Ich stehe nun bei ihnen in großer Schuld. Im Gefängnis war ich ihr Gast und ihr Zeuge. Auch die Ärmsten von ihnen erlaubten mir nicht, auch nur eine einzige Lira auszugeben. Sie gaben mir ihre Gastlichkeit und ihre Freundschaft, wie sie es als kurdische Menschen für gewöhnlich tun, aber mehr noch: sie schenkten mir ihr Vertrauen, ihre Lebensgeschichten, die einen Teil der gesamten Leidensgeschichte des kurdischen Volkes bilden.

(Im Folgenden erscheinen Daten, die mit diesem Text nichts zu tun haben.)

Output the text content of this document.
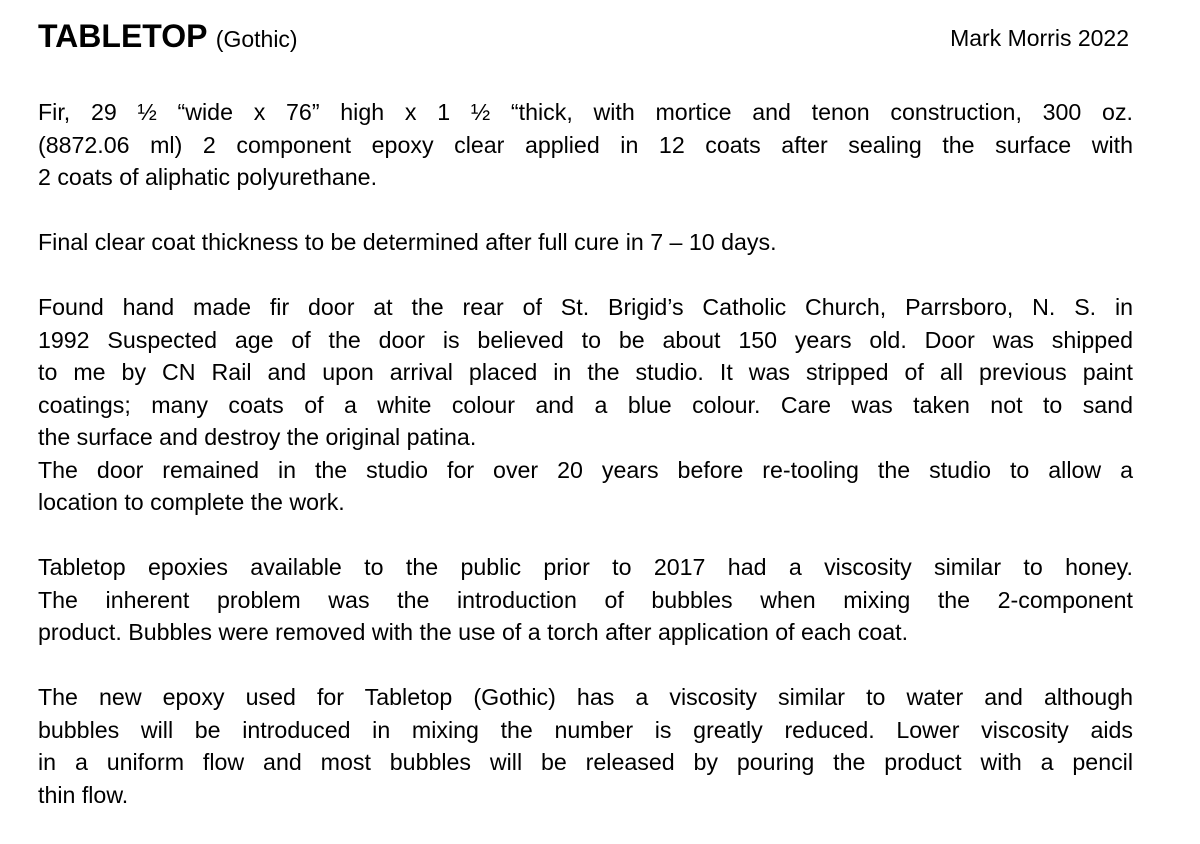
TABLETOP (Gothic)	Mark Morris 2022
Fir, 29 ½ “wide x 76” high x 1 ½ “thick, with mortice and tenon construction, 300 oz.
(8872.06 ml) 2 component epoxy clear applied in 12 coats after sealing the surface with
2 coats of aliphatic polyurethane.
Final clear coat thickness to be determined after full cure in 7 – 10 days.
Found hand made fir door at the rear of St. Brigid’s Catholic Church, Parrsboro, N. S. in
1992 Suspected age of the door is believed to be about 150 years old. Door was shipped
to me by CN Rail and upon arrival placed in the studio. It was stripped of all previous paint
coatings; many coats of a white colour and a blue colour. Care was taken not to sand
the surface and destroy the original patina.
The door remained in the studio for over 20 years before re-tooling the studio to allow a
location to complete the work.
Tabletop epoxies available to the public prior to 2017 had a viscosity similar to honey.
The inherent problem was the introduction of bubbles when mixing the 2-component
product. Bubbles were removed with the use of a torch after application of each coat.
The new epoxy used for Tabletop (Gothic) has a viscosity similar to water and although
bubbles will be introduced in mixing the number is greatly reduced. Lower viscosity aids
in a uniform flow and most bubbles will be released by pouring the product with a pencil
thin flow.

Ich werde ihre Stimme sein, die Stimme der kurdischen Häftlinge in Europa. Ich werde für sie schreien, wie ich es im Gerichtssaal getan habe, werde ausrufen, daß alle von ihnen unter Druck gesetzt werden, mit dem Militär zu kollaborieren und daß alle von ihnen, politische, wie auch gewöhnliche Gefangene, Frieden und Würde ersehnen.
Ich werde in ganz Europa erklären, daß der Knast, wo ich einen Monat lang gefangen gehalten wurde, kein 'normales' Gefängnis ist, wo es irgendein 'normales' Verhältnis zwischen Strafe und begangenem Verbrechen gäbe, das Gefängnis von Diyarbakir ist vielmehr ein Teil des Krieges mit der systematischen und totalen Unterscheidung und Diskriminierung von 'Politischen', 'Geständigen' und 'Normalen' und der alltäglichen Benutzung der Aussagen der 'Geständigen' für militärische Operationen.
Ich werde versuchen einzelne Fälle vor den Europäischen Menschenrechtsgerichtshof zu bringen. Und ich werde versuchen, die breite Bewegung für meine Freilassung und die Solidarität mit mir, in eine Bewegung zu verwandeln, die in der kurdischen Frage den internationalen Druck erzeugt, der für den Beginn eines Friedensdialoges nötig ist. Ich kann diese Hunderte von Jagdbombern nicht vergessen, die über Diyarbakir in Richtung auf die Berge zuflogen und nicht jene Panzer, 'Made in Italy' oder aus Deutschland oder den USA, die an Newroz auf die Kinder feuerten.
Und in jedem Fall werde ich nach Diyarbakir zurückkehren, um mich meinem Prozeß zu stellen.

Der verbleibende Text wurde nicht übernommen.